Ob es die Lichterketten zu Pfingsten waren, die verlegt werden mussten oder Lichtmasten am Weg „Up de Höh“ aufgestellt wurden – Helmut Hinrichs war stets zur Stelle. Auch als später das große Bühnenhaus auf dem Gelände der Wassermühle und danach die Festscheune gebaut wurden, habe der Heimatverein auf seine tatkräftige und freiwillige Unterstützung bauen können. „Ich weiß, wo jedes Kabel liegt“, berichtet der Fachmann, der 1960 seine Lehre im Elektrohandwerk bei Erich Öltjendiers in Ocholt erlernte und dort 13 Jahre beschäftigt war, bevor er zur Firma Hüppe wechselte.

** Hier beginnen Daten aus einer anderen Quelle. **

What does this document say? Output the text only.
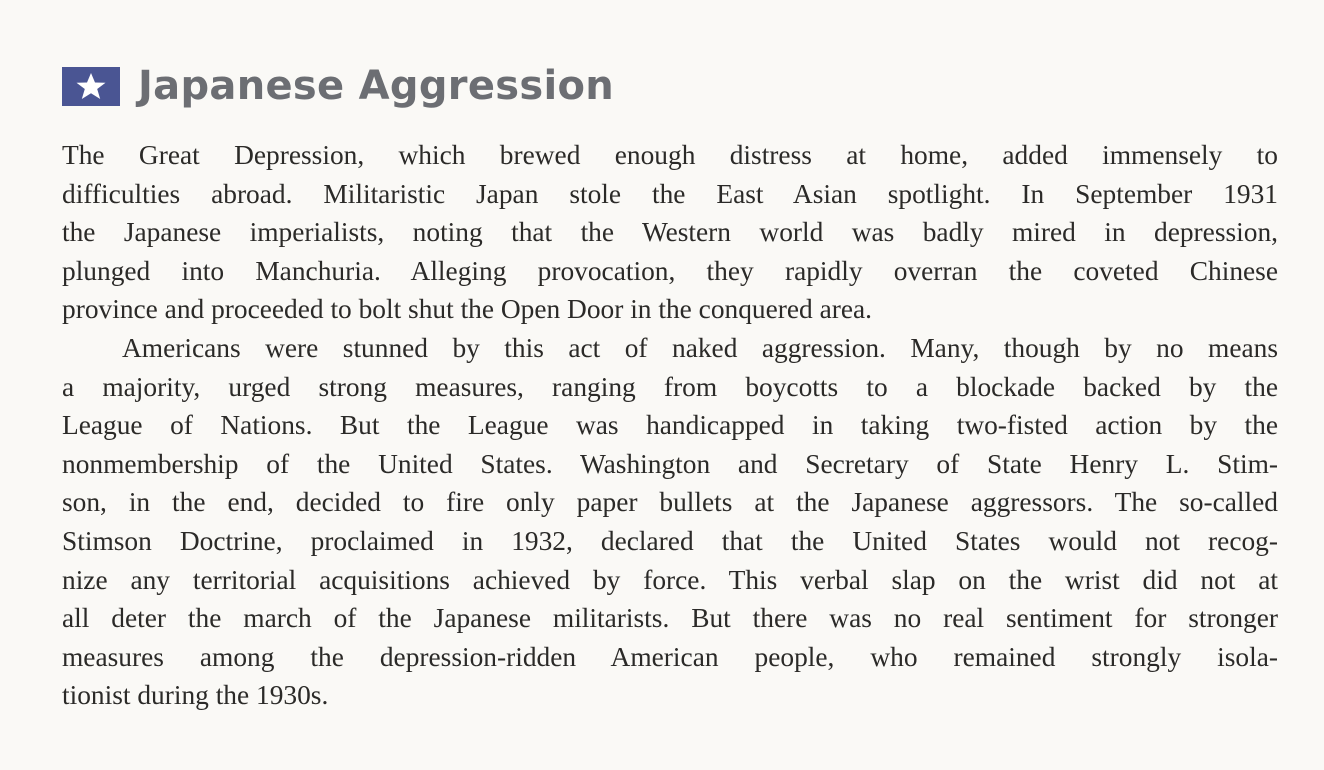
Japanese Aggression

The Great Depression, which brewed enough distress at home, added immensely to
difficulties abroad. Militaristic Japan stole the East Asian spotlight. In September 1931
the Japanese imperialists, noting that the Western world was badly mired in depression,
plunged into Manchuria. Alleging provocation, they rapidly overran the coveted Chinese
province and proceeded to bolt shut the Open Door in the conquered area.

Americans were stunned by this act of naked aggression. Many, though by no means
a majority, urged strong measures, ranging from boycotts to a blockade backed by the
League of Nations. But the League was handicapped in taking two-fisted action by the
nonmembership of the United States. Washington and Secretary of State Henry L. Stim-
son, in the end, decided to fire only paper bullets at the Japanese aggressors. The so-called
Stimson Doctrine, proclaimed in 1932, declared that the United States would not recog-
nize any territorial acquisitions achieved by force. This verbal slap on the wrist did not at
all deter the march of the Japanese militarists. But there was no real sentiment for stronger
measures among the depression-ridden American people, who remained strongly isola-
tionist during the 1930s.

Als die Theatergruppe Ende der 70er Jahre ins Schuljugendheim wechselte, war Helmut Hinrichs beim Bau der Bühne mit Bühnenzimmer im Einsatz. „Wir haben die komplette Theaterbühne in Eigenleistung gebaut und auch die Erhöhung für die letzten Stuhlreihen“. Aber auch das Licht auf der Bühne und im Saal gehören zu den Aufgaben von Helmut Hinrichs. Er ist zuständig für den Vorhang und wenn es darum geht, besondere Geräusche im Stück entstehen zu lassen, dann ist auch das sein Part.

Arbeit am Bühnenbild

Auch bei der alljährlichen Theatersaison gab es für den „Klüterbaas“, wie Helmut Hinrichs schon seit Jahren liebevoll genannt wird, wieder viel Arbeit. So ist er bereits dabei, wenn im August die Spieler mit dem Lesen des Stückes anfangen: „Da bekomme ich den Ablauf aller Szenen am besten mit“, erklärt er.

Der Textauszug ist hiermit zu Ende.